Richard_Ngo comments on Richard Ngo’s Shortform

Richard_Ngo Mar 21, 2024, 12:12 AM
2 points
0
Yep, but you can just treat it as another observation channel into UDT.
Hmm, I’m confused by this. Why should we treat it this way? There’s no actual observation channel, and in order to derive information about utilities from our experiences, we need to specify some value learning algorithm. That’s the role V is playing.
It’s just that, when we do that, something feels off (to us humans, maybe due to risk-aversion), and we go “hmm, probably this framework is not modelling everything we want, or missing some important robustness considerations, or whatever, because I don’t really feel like spending all my resources and creating a lot of disvalue just because in the world where 1 + 1 = 3 someone is offering me a good deal”.
Obviously I am not arguing that you should agree to all moral muggings. If a pain-maximizer came up to you and said “hey, looks like we’re in a world where pain is way easier to create than pleasure, give me all your resources”, it would be nuts to agree, just like it would be nuts to get mugged by “1+1=3″. I’m just saying that “sometimes you get mugged” is not a good argument against my position, and definitely doesn’t imply “you get mugged everywhere”.

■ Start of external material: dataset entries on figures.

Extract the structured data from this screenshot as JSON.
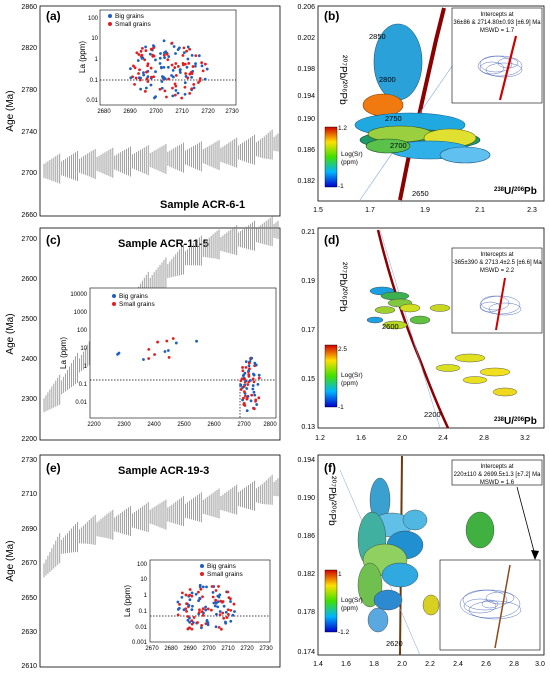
{
  "panels": [
    {
      "letter": "(a)",
      "sample": "Sample ACR-6-1",
      "ylabel": "Age (Ma)",
      "yticks": [
        "2860",
        "2820",
        "2780",
        "2740",
        "2700",
        "2660"
      ],
      "inset": {
        "ylabel": "La (ppm)",
        "yticks": [
          "100",
          "10",
          "1",
          "0.1",
          "0.01"
        ],
        "xticks": [
          "2680",
          "2690",
          "2700",
          "2710",
          "2720",
          "2730"
        ],
        "legend": [
          "Big grains",
          "Small grains"
        ]
      }
    },
    {
      "letter": "(b)",
      "yticks": [
        "0.206",
        "0.202",
        "0.198",
        "0.194",
        "0.190",
        "0.186",
        "0.182"
      ],
      "xticks": [
        "1.5",
        "1.7",
        "1.9",
        "2.1",
        "2.3"
      ],
      "xlabel_main": "U/",
      "xlabel_sup1": "238",
      "xlabel_sup2": "206",
      "xlabel_tail": "Pb",
      "ylabel": "²⁰⁷Pb/²⁰⁶Pb",
      "age_labels": [
        "2850",
        "2800",
        "2750",
        "2700",
        "2650"
      ],
      "colorbar": {
        "max": "1.2",
        "min": "-1",
        "label1": "Log(Sr)",
        "label2": "(ppm)"
      },
      "intercepts": [
        "Intercepts at",
        "36±86 & 2714.80±0.93 [±6.9] Ma",
        "MSWD = 1.7"
      ]
    },
    {
      "letter": "(c)",
      "sample": "Sample ACR-11-5",
      "ylabel": "Age (Ma)",
      "yticks": [
        "2700",
        "2600",
        "2500",
        "2400",
        "2300",
        "2200"
      ],
      "inset": {
        "ylabel": "La (ppm)",
        "yticks": [
          "10000",
          "1000",
          "100",
          "10",
          "1",
          "0.1",
          "0.01"
        ],
        "xticks": [
          "2200",
          "2300",
          "2400",
          "2500",
          "2600",
          "2700",
          "2800"
        ],
        "legend": [
          "Big grains",
          "Small grains"
        ]
      }
    },
    {
      "letter": "(d)",
      "yticks": [
        "0.21",
        "0.19",
        "0.17",
        "0.15",
        "0.13"
      ],
      "xticks": [
        "1.2",
        "1.6",
        "2.0",
        "2.4",
        "2.8",
        "3.2"
      ],
      "xlabel_main": "U/",
      "xlabel_sup1": "238",
      "xlabel_sup2": "206",
      "xlabel_tail": "Pb",
      "ylabel": "²⁰⁷Pb/²⁰⁶Pb",
      "age_labels": [
        "2600",
        "2200"
      ],
      "colorbar": {
        "max": "2.5",
        "min": "-1",
        "label1": "Log(Sr)",
        "label2": "(ppm)"
      },
      "intercepts": [
        "Intercepts at",
        "-365±390 & 2713.4±2.5 [±6.6] Ma",
        "MSWD = 2.2"
      ]
    },
    {
      "letter": "(e)",
      "sample": "Sample ACR-19-3",
      "ylabel": "Age (Ma)",
      "yticks": [
        "2730",
        "2710",
        "2690",
        "2670",
        "2650",
        "2630",
        "2610"
      ],
      "inset": {
        "ylabel": "La (ppm)",
        "yticks": [
          "100",
          "10",
          "1",
          "0.1",
          "0.01",
          "0.001"
        ],
        "xticks": [
          "2670",
          "2680",
          "2690",
          "2700",
          "2710",
          "2720",
          "2730"
        ],
        "legend": [
          "Big grains",
          "Small grains"
        ]
      }
    },
    {
      "letter": "(f)",
      "yticks": [
        "0.194",
        "0.190",
        "0.186",
        "0.182",
        "0.178",
        "0.174"
      ],
      "xticks": [
        "1.4",
        "1.6",
        "1.8",
        "2.0",
        "2.2",
        "2.4",
        "2.6",
        "2.8",
        "3.0"
      ],
      "ylabel": "²⁰⁷Pb/²⁰⁶Pb",
      "age_labels": [
        "2620"
      ],
      "colorbar": {
        "max": "1",
        "min": "-1.2",
        "label1": "Log(Sr)",
        "label2": "(ppm)"
      },
      "intercepts": [
        "Intercepts at",
        "220±110 & 2699.5±1.3 [±7.2] Ma",
        "MSWD = 1.6"
      ]
    }
  ],
  "colors": {
    "big_grains": "#1f5fbf",
    "small_grains": "#e02020",
    "concordia": "#8b0000",
    "error_bar": "#888888"
  },
  "chart_data": [
    {
      "type": "scatter",
      "panel": "a",
      "ylabel": "Age (Ma)",
      "ylim": [
        2660,
        2860
      ],
      "series": [
        {
          "values": [
            2703,
            2705,
            2707,
            2709,
            2710,
            2711,
            2712,
            2713,
            2714,
            2715,
            2716,
            2717,
            2718,
            2720,
            2722,
            2725,
            2730
          ]
        }
      ]
    },
    {
      "type": "scatter",
      "panel": "c",
      "ylabel": "Age (Ma)",
      "ylim": [
        2200,
        2750
      ],
      "series": [
        {
          "values": [
            2290,
            2330,
            2380,
            2430,
            2480,
            2530,
            2570,
            2610,
            2640,
            2670,
            2690,
            2705,
            2715,
            2725,
            2735,
            2745
          ]
        }
      ]
    },
    {
      "type": "scatter",
      "panel": "e",
      "ylabel": "Age (Ma)",
      "ylim": [
        2610,
        2735
      ],
      "series": [
        {
          "values": [
            2667,
            2680,
            2686,
            2690,
            2693,
            2695,
            2697,
            2699,
            2700,
            2702,
            2704,
            2706,
            2708,
            2710,
            2712,
            2716
          ]
        }
      ]
    }
  ]
}
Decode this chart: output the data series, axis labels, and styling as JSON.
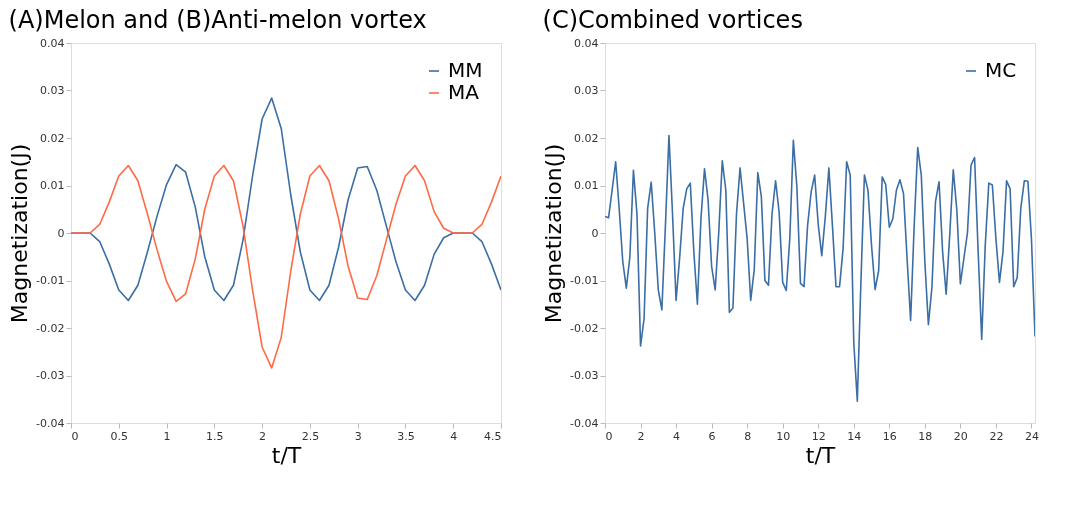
{
  "chart_data": [
    {
      "type": "line",
      "title": "(A)Melon and (B)Anti-melon vortex",
      "xlabel": "t/T",
      "ylabel": "Magnetization(J)",
      "x": [
        0,
        0.1,
        0.2,
        0.3,
        0.4,
        0.5,
        0.6,
        0.7,
        0.8,
        0.9,
        1.0,
        1.1,
        1.2,
        1.3,
        1.4,
        1.5,
        1.6,
        1.7,
        1.8,
        1.9,
        2.0,
        2.1,
        2.2,
        2.3,
        2.4,
        2.5,
        2.6,
        2.7,
        2.8,
        2.9,
        3.0,
        3.1,
        3.2,
        3.3,
        3.4,
        3.5,
        3.6,
        3.7,
        3.8,
        3.9,
        4.0,
        4.1,
        4.2,
        4.3,
        4.4,
        4.5
      ],
      "series": [
        {
          "name": "MM",
          "color": "#3b6ea5",
          "values": [
            0,
            0,
            0,
            -0.0018,
            -0.0065,
            -0.012,
            -0.0142,
            -0.011,
            -0.004,
            0.0035,
            0.0102,
            0.0144,
            0.0128,
            0.0055,
            -0.005,
            -0.012,
            -0.0142,
            -0.011,
            -0.0015,
            0.012,
            0.024,
            0.0284,
            0.022,
            0.008,
            -0.004,
            -0.012,
            -0.0142,
            -0.011,
            -0.003,
            0.007,
            0.0137,
            0.014,
            0.009,
            0.0015,
            -0.006,
            -0.012,
            -0.0142,
            -0.011,
            -0.0045,
            -0.001,
            0,
            0,
            0,
            -0.0018,
            -0.0065,
            -0.012
          ]
        },
        {
          "name": "MA",
          "color": "#ff6a45",
          "values": [
            0,
            0,
            0,
            0.0018,
            0.0065,
            0.012,
            0.0142,
            0.011,
            0.004,
            -0.0035,
            -0.0102,
            -0.0144,
            -0.0128,
            -0.0055,
            0.005,
            0.012,
            0.0142,
            0.011,
            0.0015,
            -0.012,
            -0.024,
            -0.0284,
            -0.022,
            -0.008,
            0.004,
            0.012,
            0.0142,
            0.011,
            0.003,
            -0.007,
            -0.0137,
            -0.014,
            -0.009,
            -0.0015,
            0.006,
            0.012,
            0.0142,
            0.011,
            0.0045,
            0.001,
            0,
            0,
            0,
            0.0018,
            0.0065,
            0.012
          ]
        }
      ],
      "xlim": [
        0,
        4.5
      ],
      "ylim": [
        -0.04,
        0.04
      ],
      "xticks": [
        0,
        0.5,
        1,
        1.5,
        2,
        2.5,
        3,
        3.5,
        4,
        4.5
      ],
      "yticks": [
        -0.04,
        -0.03,
        -0.02,
        -0.01,
        0,
        0.01,
        0.02,
        0.03,
        0.04
      ],
      "legend": "top right"
    },
    {
      "type": "line",
      "title": "(C)Combined vortices",
      "xlabel": "t/T",
      "ylabel": "Magnetization(J)",
      "x": [
        0,
        0.2,
        0.4,
        0.6,
        0.8,
        1.0,
        1.2,
        1.4,
        1.6,
        1.8,
        2.0,
        2.2,
        2.4,
        2.6,
        2.8,
        3.0,
        3.2,
        3.4,
        3.6,
        3.8,
        4.0,
        4.2,
        4.4,
        4.6,
        4.8,
        5.0,
        5.2,
        5.4,
        5.6,
        5.8,
        6.0,
        6.2,
        6.4,
        6.6,
        6.8,
        7.0,
        7.2,
        7.4,
        7.6,
        7.8,
        8.0,
        8.2,
        8.4,
        8.6,
        8.8,
        9.0,
        9.2,
        9.4,
        9.6,
        9.8,
        10.0,
        10.2,
        10.4,
        10.6,
        10.8,
        11.0,
        11.2,
        11.4,
        11.6,
        11.8,
        12.0,
        12.2,
        12.4,
        12.6,
        12.8,
        13.0,
        13.2,
        13.4,
        13.6,
        13.8,
        14.0,
        14.2,
        14.4,
        14.6,
        14.8,
        15.0,
        15.2,
        15.4,
        15.6,
        15.8,
        16.0,
        16.2,
        16.4,
        16.6,
        16.8,
        17.0,
        17.2,
        17.4,
        17.6,
        17.8,
        18.0,
        18.2,
        18.4,
        18.6,
        18.8,
        19.0,
        19.2,
        19.4,
        19.6,
        19.8,
        20.0,
        20.2,
        20.4,
        20.6,
        20.8,
        21.0,
        21.2,
        21.4,
        21.6,
        21.8,
        22.0,
        22.2,
        22.4,
        22.6,
        22.8,
        23.0,
        23.2,
        23.4,
        23.6,
        23.8,
        24.0,
        24.2
      ],
      "series": [
        {
          "name": "MC",
          "color": "#3b6ea5",
          "values": [
            0.0035,
            0.0032,
            0.009,
            0.015,
            0.005,
            -0.006,
            -0.0116,
            -0.005,
            0.0132,
            0.004,
            -0.0238,
            -0.018,
            0.0052,
            0.0107,
            0,
            -0.012,
            -0.0162,
            0.0015,
            0.0205,
            0.004,
            -0.0142,
            -0.0053,
            0.0052,
            0.0093,
            0.0105,
            -0.004,
            -0.015,
            0.003,
            0.0135,
            0.007,
            -0.007,
            -0.012,
            0,
            0.0152,
            0.009,
            -0.0167,
            -0.0158,
            0.004,
            0.0137,
            0.0063,
            -0.0012,
            -0.0142,
            -0.0077,
            0.0127,
            0.0076,
            -0.01,
            -0.011,
            0.004,
            0.011,
            0.0044,
            -0.0104,
            -0.0121,
            -0.0012,
            0.0195,
            0.0097,
            -0.0106,
            -0.0113,
            0.0015,
            0.0086,
            0.0122,
            0.0018,
            -0.0048,
            0.0035,
            0.0137,
            0.0015,
            -0.0113,
            -0.0113,
            -0.0033,
            0.015,
            0.0122,
            -0.023,
            -0.0354,
            -0.0107,
            0.0122,
            0.009,
            -0.0026,
            -0.0119,
            -0.008,
            0.0118,
            0.0102,
            0.0012,
            0.003,
            0.009,
            0.0112,
            0.0083,
            -0.0053,
            -0.0184,
            0.0015,
            0.018,
            0.0122,
            -0.006,
            -0.0193,
            -0.0114,
            0.0066,
            0.0108,
            -0.0039,
            -0.0129,
            -0.0005,
            0.0133,
            0.0049,
            -0.0107,
            -0.0053,
            0.0001,
            0.0143,
            0.0159,
            -0.0039,
            -0.0224,
            -0.0026,
            0.0105,
            0.0101,
            -0.0012,
            -0.0104,
            -0.0039,
            0.011,
            0.0093,
            -0.0113,
            -0.0094,
            0.0052,
            0.011,
            0.0109,
            -0.0012,
            -0.0218
          ]
        }
      ],
      "xlim": [
        0,
        24.2
      ],
      "ylim": [
        -0.04,
        0.04
      ],
      "xticks": [
        0,
        2,
        4,
        6,
        8,
        10,
        12,
        14,
        16,
        18,
        20,
        22,
        24
      ],
      "yticks": [
        -0.04,
        -0.03,
        -0.02,
        -0.01,
        0,
        0.01,
        0.02,
        0.03,
        0.04
      ],
      "legend": "top right"
    }
  ]
}
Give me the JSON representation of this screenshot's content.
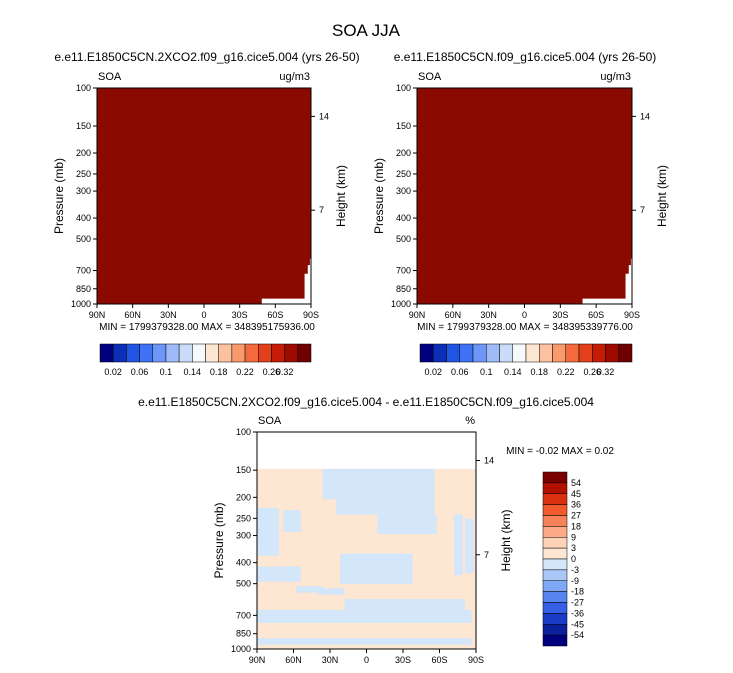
{
  "page_title": "SOA JJA",
  "colors": {
    "sat": "#8a0a00",
    "diff_pos": "#fde6d2",
    "diff_neg": "#d3e6fa",
    "border": "#000000"
  },
  "chart_data": [
    {
      "type": "heatmap",
      "title": "e.e11.E1850C5CN.2XCO2.f09_g16.cice5.004 (yrs 26-50)",
      "left_string": "SOA",
      "right_string": "ug/m3",
      "xlabel": "",
      "ylabel": "Pressure (mb)",
      "ylabel_right": "Height (km)",
      "x_ticks": [
        "90N",
        "60N",
        "30N",
        "0",
        "30S",
        "60S",
        "90S"
      ],
      "y_ticks": [
        100,
        150,
        200,
        250,
        300,
        400,
        500,
        700,
        850,
        1000
      ],
      "y_scale": "log",
      "ylim": [
        1000,
        100
      ],
      "height_ticks": [
        14,
        7
      ],
      "stats": "MIN = 1799379328.00   MAX = 348395175936.00",
      "field": "saturated (all values above 0.32)",
      "colorbar": {
        "orientation": "horizontal",
        "labels": [
          "0.02",
          "0.06",
          "0.1",
          "0.14",
          "0.18",
          "0.22",
          "0.26",
          "0.32"
        ],
        "colors": [
          "#00007f",
          "#0b2fb6",
          "#2154e2",
          "#3f73f5",
          "#6e96f9",
          "#9fbaf9",
          "#cadcf7",
          "#f5f9fb",
          "#fde6d2",
          "#fcc2a0",
          "#f99a6c",
          "#f36b3d",
          "#e2401a",
          "#c41c06",
          "#9c0a00",
          "#6e0000"
        ]
      }
    },
    {
      "type": "heatmap",
      "title": "e.e11.E1850C5CN.f09_g16.cice5.004 (yrs 26-50)",
      "left_string": "SOA",
      "right_string": "ug/m3",
      "xlabel": "",
      "ylabel": "Pressure (mb)",
      "ylabel_right": "Height (km)",
      "x_ticks": [
        "90N",
        "60N",
        "30N",
        "0",
        "30S",
        "60S",
        "90S"
      ],
      "y_ticks": [
        100,
        150,
        200,
        250,
        300,
        400,
        500,
        700,
        850,
        1000
      ],
      "y_scale": "log",
      "ylim": [
        1000,
        100
      ],
      "height_ticks": [
        14,
        7
      ],
      "stats": "MIN = 1799379328.00   MAX = 348395339776.00",
      "field": "saturated (all values above 0.32)",
      "colorbar": {
        "orientation": "horizontal",
        "labels": [
          "0.02",
          "0.06",
          "0.1",
          "0.14",
          "0.18",
          "0.22",
          "0.26",
          "0.32"
        ],
        "colors": [
          "#00007f",
          "#0b2fb6",
          "#2154e2",
          "#3f73f5",
          "#6e96f9",
          "#9fbaf9",
          "#cadcf7",
          "#f5f9fb",
          "#fde6d2",
          "#fcc2a0",
          "#f99a6c",
          "#f36b3d",
          "#e2401a",
          "#c41c06",
          "#9c0a00",
          "#6e0000"
        ]
      }
    },
    {
      "type": "heatmap",
      "title": "e.e11.E1850C5CN.2XCO2.f09_g16.cice5.004 - e.e11.E1850C5CN.f09_g16.cice5.004",
      "left_string": "SOA",
      "right_string": "%",
      "xlabel": "",
      "ylabel": "Pressure (mb)",
      "ylabel_right": "Height (km)",
      "x_ticks": [
        "90N",
        "60N",
        "30N",
        "0",
        "30S",
        "60S",
        "90S"
      ],
      "y_ticks": [
        100,
        150,
        200,
        250,
        300,
        400,
        500,
        700,
        850,
        1000
      ],
      "y_scale": "log",
      "ylim": [
        1000,
        100
      ],
      "height_ticks": [
        14,
        7
      ],
      "stats": "MIN =  -0.02   MAX =   0.02",
      "field": "mostly 0 to 3 %, patches of -3 to 0 %",
      "colorbar": {
        "orientation": "vertical",
        "labels": [
          "54",
          "45",
          "36",
          "27",
          "18",
          "9",
          "3",
          "0",
          "-3",
          "-9",
          "-18",
          "-27",
          "-36",
          "-45",
          "-54"
        ],
        "colors": [
          "#7a0000",
          "#b21000",
          "#d93010",
          "#f05a2c",
          "#f7825a",
          "#fcaa85",
          "#fdd3b8",
          "#fde6d2",
          "#d3e6fa",
          "#a9c8f8",
          "#7fa7f6",
          "#5684f1",
          "#345ee3",
          "#1a3bc6",
          "#0a1f99",
          "#00007f"
        ]
      }
    }
  ]
}
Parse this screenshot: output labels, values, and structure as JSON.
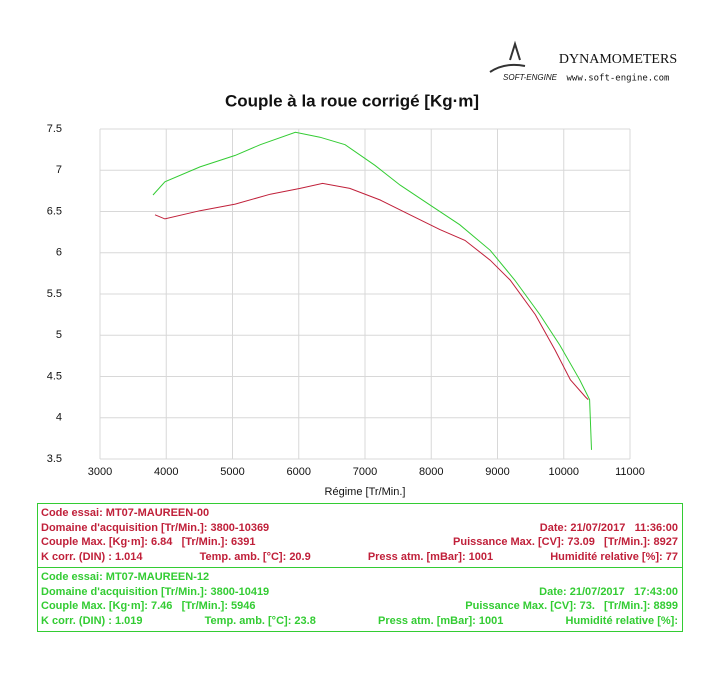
{
  "chart_data": {
    "type": "line",
    "title": "Couple à la roue corrigé [Kg·m]",
    "x_label": "Régime [Tr/Min.]",
    "xlim": [
      3000,
      11000
    ],
    "xticks": [
      3000,
      4000,
      5000,
      6000,
      7000,
      8000,
      9000,
      10000,
      11000
    ],
    "ylim": [
      3.5,
      7.5
    ],
    "yticks": [
      3.5,
      4,
      4.5,
      5,
      5.5,
      6,
      6.5,
      7,
      7.5
    ],
    "grid": true,
    "series": [
      {
        "color": "#c0203a",
        "x": [
          3830,
          3980,
          4510,
          5040,
          5570,
          6020,
          6360,
          6770,
          7230,
          7680,
          8130,
          8510,
          8890,
          9190,
          9570,
          9870,
          10100,
          10330,
          10369
        ],
        "values": [
          6.46,
          6.41,
          6.51,
          6.59,
          6.71,
          6.78,
          6.84,
          6.78,
          6.64,
          6.46,
          6.28,
          6.15,
          5.91,
          5.67,
          5.25,
          4.82,
          4.46,
          4.25,
          4.22
        ]
      },
      {
        "color": "#33cc33",
        "x": [
          3800,
          3980,
          4510,
          5040,
          5420,
          5950,
          6320,
          6700,
          7150,
          7530,
          7980,
          8430,
          8890,
          9260,
          9640,
          9940,
          10240,
          10390,
          10419
        ],
        "values": [
          6.7,
          6.86,
          7.04,
          7.18,
          7.31,
          7.46,
          7.4,
          7.31,
          7.06,
          6.82,
          6.58,
          6.34,
          6.03,
          5.67,
          5.25,
          4.88,
          4.46,
          4.22,
          3.61
        ]
      }
    ]
  },
  "logo": {
    "brand": "DYNAMOMETERS",
    "url": "www.soft-engine.com",
    "mark": "SOFT-ENGINE"
  },
  "info_panels": [
    {
      "color": "#c0203a",
      "rows": [
        [
          "Code essai: MT07-MAUREEN-00"
        ],
        [
          "Domaine d'acquisition [Tr/Min.]: 3800-10369",
          "Date: 21/07/2017   11:36:00"
        ],
        [
          "Couple Max. [Kg·m]: 6.84   [Tr/Min.]: 6391",
          "Puissance Max. [CV]: 73.09   [Tr/Min.]: 8927"
        ],
        [
          "K corr. (DIN) : 1.014",
          "Temp. amb. [°C]: 20.9",
          "Press atm. [mBar]: 1001",
          "Humidité relative [%]: 77"
        ]
      ]
    },
    {
      "color": "#33cc33",
      "rows": [
        [
          "Code essai: MT07-MAUREEN-12"
        ],
        [
          "Domaine d'acquisition [Tr/Min.]: 3800-10419",
          "Date: 21/07/2017   17:43:00"
        ],
        [
          "Couple Max. [Kg·m]: 7.46   [Tr/Min.]: 5946",
          "Puissance Max. [CV]: 73.   [Tr/Min.]: 8899"
        ],
        [
          "K corr. (DIN) : 1.019",
          "Temp. amb. [°C]: 23.8",
          "Press atm. [mBar]: 1001",
          "Humidité relative [%]:"
        ]
      ]
    }
  ]
}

- Martín Soto Mar 21, 2024, 12:42 AM
  1 point
  0
  Parent
  There’s no actual observation channel, and in order to derive information about utilities from our experiences, we need to specify some value learning algorithm.
  Yes, absolutely! I just meant that, once you give me whatever V you choose to derive U from observations, I will just be able to apply UDT on top of that. So under this framework there doesn’t seem to be anything new going on, because you are just choosing an algorithm V at the start of time, and then treating its outputs as observations. That’s, again, why this only feels like a good model of “completely crystallized rigid values”, and not of “organically building them up slowly, while my concepts and planner module also evolve, etc.”.^[1]
  definitely doesn’t imply “you get mugged everywhere”
  Wait, but how does your proposal differ from EV maximization (with moral uncertainty as part of the EV maximization itself, as I explain above)?
  Because anything that is doing pure EV maximization “gets mugged everywhere”. Meaning if you actually have the beliefs (for example, that the world where suffering is hard to produce could exist), you just take those bets.
  Of course if you don’t have such “extreme” beliefs it doesn’t, but then we’re not talking about decision-making, and instead belief-formation. You could say “I will just do EV maximization, but never have extreme beliefs that lead to suspiciously-looking behavior”, but that’d be hiding the problem under belief-formation, and doesn’t seem to be the kind of efficient mechanism that agents really implement to avoid these failure modes.
  1. ^
    To be clear, V can be a very general algorithm (like “run a copy of me thinking about ethics”), so that this doesn’t “feel like” having rigid values. Then I just think you’re carving reality at the wrong spot. You’re ignoring the actual dynamics of messy value formation, hiding them under V.